Lors du 77e congrès de la FNAIM, trois anciens ministres du Logement – Pierre Méhaignerie, Gilles de Robien et Cécile Duflot – se sont exprimés sur la nécessité d’une nouvelle loi de défiscalisation pour répondre à la crise du logement en France. Face à des ventes immobilières en recul et une production de logements neufs en berne, ils ont unanimement plaidé pour des mesures fiscales ambitieuses, tout en dénonçant les blocages administratifs et idéologiques qui freinent le secteur. Cet appel, marqué par une volonté de réformes pragmatiques, souligne l’urgence de repenser les priorités politiques pour assurer un toit à tous.

Sommaire :

La crise actuelle du logement : un besoin de stabilité fiscale

Lors de la 77e édition d’IMMO, le congrès de la FNAIM, Cécile Duflot, Pierre Méhaignerie et Gilles de Robien, accompagnés du président de la FNAIM Loïc Cantin, ont livré leur analyse sur les défis économiques et politiques actuels auxquels fait face le secteur du logement.

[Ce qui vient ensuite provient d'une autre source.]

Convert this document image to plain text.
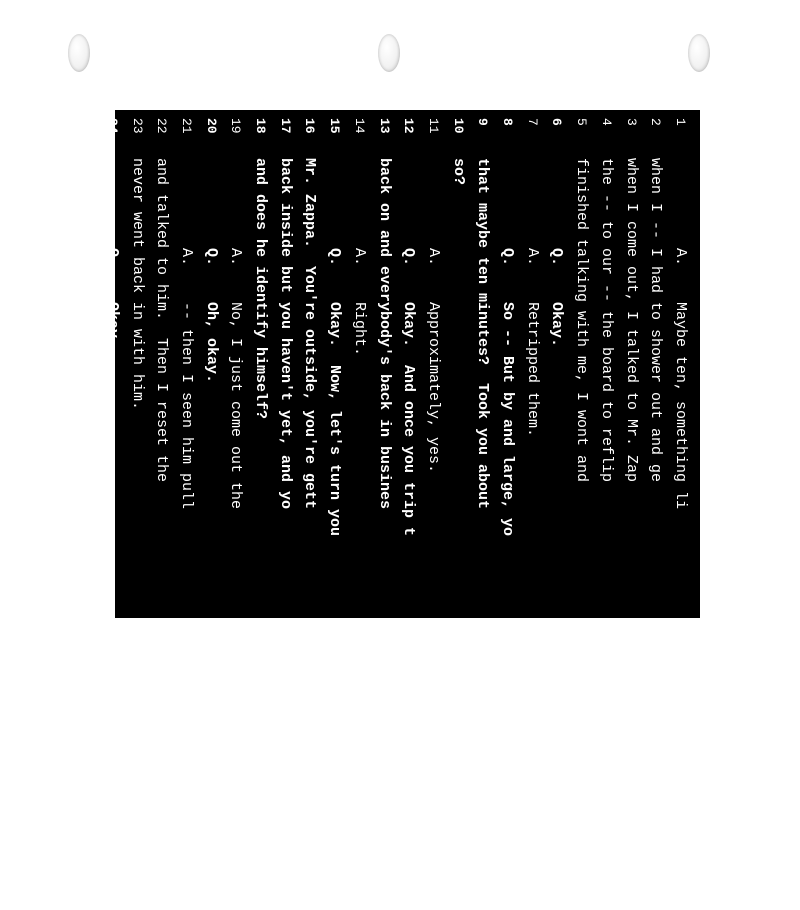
1
A.    Maybe ten, something li
2
when I -- I had to shower out and ge
3
when I come out, I talked to Mr. Zap
4
the -- to our -- the board to reflip
5
finished talking with me, I wont and
6
Q.    Okay.
7
A.    Retripped them.
8
Q.    So -- But by and large, yo
9
that maybe ten minutes?  Took you about
10
so?
11
A.    Approximately, yes.
12
Q.    Okay.  And once you trip t
13
back on and everybody's back in busines
14
A.    Right.
15
Q.    Okay.  Now, let's turn you
16
Mr. Zappa.  You're outside, you're gett
17
back inside but you haven't yet, and yo
18
and does he identify himself?
19
A.    No, I just come out the
20
Q.    Oh, okay.
21
A.    -- then I seen him pull
22
and talked to him.  Then I reset the
23
never went back in with him.
24
Q.    Okay.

Un contexte politique et économique complexe pour le logement

En 2024, la France traverse une période d’instabilité politique et économique, marquée par la censure du gouvernement Barnier le 4 décembre. Or, celle-ci a entraîné le blocage des dispositions prévues dans le projet de loi de finances 2025, notamment l’élargissement du prêt à taux zéro (PTZ). Cette situation a rendu difficile la présence de la ministre du Logement, Valérie Létard, au congrès de la FNAIM le 9 décembre, en raison de l’urgence de gérer les conséquences de cette censure sur les mesures de soutien au secteur immobilier.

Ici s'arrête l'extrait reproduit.